赵望舒随手拿起话本子翻看,看了没几页,细娘子过来了,“姑娘,奴婢能进来吗?”
“进来吧。”赵望舒坐起身来。
细娘子进来,给她行礼,“给姑娘请安。”
“不必多礼,坐吧。”赵望舒说道。
细娘子在小杌子上坐下,“姑娘让奴婢找的厨娘,奴婢找到了。”
赵望舒没打算做亲自厨娘,在灶房里熬药膳。
烟熏火燎的,她再天生丽质,也经不起磨蹉。
赵望舒笑道:“你把她带来,让家里人尝尝她的手艺,要是好的话,就留用。”
“姑娘,她的手艺是挺不错的,只是她身边带着个小闺女,她的意思是想把闺女带在身边照顾。”细娘子说道。
“她闺女多大了?”
“六岁了。”
这时代的人,喜欢说虚岁,说是六岁,其实也就四岁。
“你先把人带来,我瞧瞧。”赵望舒没有急着决定。
“那奴婢让她明儿来。”
赵望舒点头,“可以,明天中午让她煮几道家常菜。”
细娘子得了准信,乐呵呵地退了出去。
次日,赵望舒和宋元曲去了问心庵,她们得抄七天的平安经。
这天没有遇到范锦瑶,但红嫦从妙仁那儿得知,范锦瑶还是来了的,虔诚地跪在菩萨前,祈求菩萨赐她一个孩子。

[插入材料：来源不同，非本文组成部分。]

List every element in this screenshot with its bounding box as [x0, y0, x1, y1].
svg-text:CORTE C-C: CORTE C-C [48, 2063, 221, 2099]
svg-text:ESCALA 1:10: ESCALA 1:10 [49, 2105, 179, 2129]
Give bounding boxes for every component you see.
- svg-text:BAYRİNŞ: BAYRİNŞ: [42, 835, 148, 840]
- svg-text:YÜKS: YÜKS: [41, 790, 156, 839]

赵望舒闻言,冷笑连连,“沾染上人命的人,不配有孩子。”
宋元曲惊恐地问道:“她杀了谁?”
“大嫂,你在孕中,不听恶言,不要多问,抄经书吧。”赵望舒把毛笔塞到她手中。
午时初,她们就回家了,赵望舒见到了细娘子领回来的母女俩。
那妇人年近三旬,长相清秀,青色粗布衣裳上虽打着补丁,但浆洗的干干净净,“奴家夫姓方,娘家姓王,这是小女方妞儿。”
赵望舒微笑着向方妞儿招手,“妞儿,过来让我瞧瞧。”
方妞儿有些害羞地看了看母亲,见母亲点头,才小心翼翼地走到赵望舒面前,乖巧地行了一礼,“妞儿见过姑娘。”
“妞儿,你娘煮的饭菜,好不好吃?”赵望舒柔声问道。
“好吃,妞儿最喜欢吃阿娘煮的饭菜了。”方妞儿大眼睛扑闪扑闪的。
“细娘子,你带王娘子去灶房煮菜吧。”赵望舒吩咐道。
“是,姑娘。”细娘子把王娘子领了下去。
赵望舒询问方妞儿一些方家的情况,“妞儿家里有几口人?”
方妞儿数着手指,“有阿奶,有二叔,有婶婶,有三姑,有阿娘,有妞儿,六口人。”
赵望舒笑,“妞儿还会数数呢,真乖。”
“妞儿聪明。”方妞儿仰着小脸道。
赵望舒摸摸她的头,“妞儿的阿爹呢?”
“阿娘说阿爹去从军了。
等赵崔氏抱着雪团过来时,方妞儿已和赵望舒很亲近了。
赵望舒尝过王娘子做菜的手艺后,问她,“你手艺不错,你是签活契,还是签死契?”